Oct. 17 (Bloomberg) -- The Bank of Japan this month will probably predict it will miss a 1 percent inflation goal in the next two fiscal years, according to people familiar with the matter.
BOJ board members will at month-end release updated economic projections for the 2012 and 2013 fiscal years and the first set of forecasts for the year beginning in April 2014. The figures will probably show consumer prices, excluding fresh food, rising less than 1 percent, the people said on condition of anonymity because the discussions are private.
Price declines have steepened since May, showing the BOJ’s struggle to attain its inflation target and adding pressure on the bank to reverse deflation and aid growth.
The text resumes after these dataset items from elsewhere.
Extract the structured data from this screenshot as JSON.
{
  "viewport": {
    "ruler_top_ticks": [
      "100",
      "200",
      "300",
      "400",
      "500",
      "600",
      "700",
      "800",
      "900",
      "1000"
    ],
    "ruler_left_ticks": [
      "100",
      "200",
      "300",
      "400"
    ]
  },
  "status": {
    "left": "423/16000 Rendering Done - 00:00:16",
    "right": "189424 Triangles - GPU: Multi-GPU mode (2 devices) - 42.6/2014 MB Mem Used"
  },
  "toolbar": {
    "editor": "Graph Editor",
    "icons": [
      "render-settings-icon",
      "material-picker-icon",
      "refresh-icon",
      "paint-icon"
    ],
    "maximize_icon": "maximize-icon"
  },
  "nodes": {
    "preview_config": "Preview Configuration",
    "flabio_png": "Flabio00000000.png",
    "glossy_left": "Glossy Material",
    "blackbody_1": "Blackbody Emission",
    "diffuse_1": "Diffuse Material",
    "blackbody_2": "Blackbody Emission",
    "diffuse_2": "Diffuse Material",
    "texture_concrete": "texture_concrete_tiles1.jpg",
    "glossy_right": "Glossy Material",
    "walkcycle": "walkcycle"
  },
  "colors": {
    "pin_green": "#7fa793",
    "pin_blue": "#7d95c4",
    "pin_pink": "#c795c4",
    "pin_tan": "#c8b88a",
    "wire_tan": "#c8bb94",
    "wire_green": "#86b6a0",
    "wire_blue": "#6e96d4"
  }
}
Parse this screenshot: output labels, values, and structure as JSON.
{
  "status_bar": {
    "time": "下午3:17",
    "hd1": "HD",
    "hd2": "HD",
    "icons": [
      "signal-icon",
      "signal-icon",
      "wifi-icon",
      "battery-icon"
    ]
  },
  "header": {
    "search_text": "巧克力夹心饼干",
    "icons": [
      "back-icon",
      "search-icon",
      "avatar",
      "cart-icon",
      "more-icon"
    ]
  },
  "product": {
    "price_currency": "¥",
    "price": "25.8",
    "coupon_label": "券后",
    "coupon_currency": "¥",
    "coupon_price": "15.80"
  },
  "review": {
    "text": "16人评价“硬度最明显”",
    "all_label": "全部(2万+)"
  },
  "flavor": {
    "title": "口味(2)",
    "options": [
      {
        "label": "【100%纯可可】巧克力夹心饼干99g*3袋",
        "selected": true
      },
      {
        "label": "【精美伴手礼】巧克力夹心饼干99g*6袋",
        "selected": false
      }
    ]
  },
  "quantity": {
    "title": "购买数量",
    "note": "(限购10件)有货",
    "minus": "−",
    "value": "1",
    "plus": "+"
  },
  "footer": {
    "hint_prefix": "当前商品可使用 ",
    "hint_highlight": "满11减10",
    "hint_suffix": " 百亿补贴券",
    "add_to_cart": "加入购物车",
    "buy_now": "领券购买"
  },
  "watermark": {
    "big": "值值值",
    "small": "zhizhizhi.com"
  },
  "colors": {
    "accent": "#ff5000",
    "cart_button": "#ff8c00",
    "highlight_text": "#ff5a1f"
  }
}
JPMorgan and UBS AG are among those predicting the BOJ will boost asset purchases for the second time in two months at the Oct. 30 board meeting.
“Achieving the 1 percent goal looks difficult,” said Hideo Kumano, chief economist at Dai-Ichi Life Research Institute in Tokyo and a former central bank official. “I expect the BOJ will put out a figure of 0.5 or 0.4 percent for fiscal 2014, and the market will expect more easing until the bank achieves its goal.”
Prices fell 0.3 percent in August from a year earlier, down for the fourth straight month and matching the steepest decline in 16 months. Citigroup Inc. and JPMorgan Chase & Co. expect the Japanese economy to contract in the third and fourth quarters of this calendar year.
The BOJ said in July that it expected prices to grow 0.7 percent in fiscal 2013 after a 0.2 percent gain this fiscal year. At its last meeting that ended on Oct. 5, the central bank held off from more easing after adding to stimulus in September.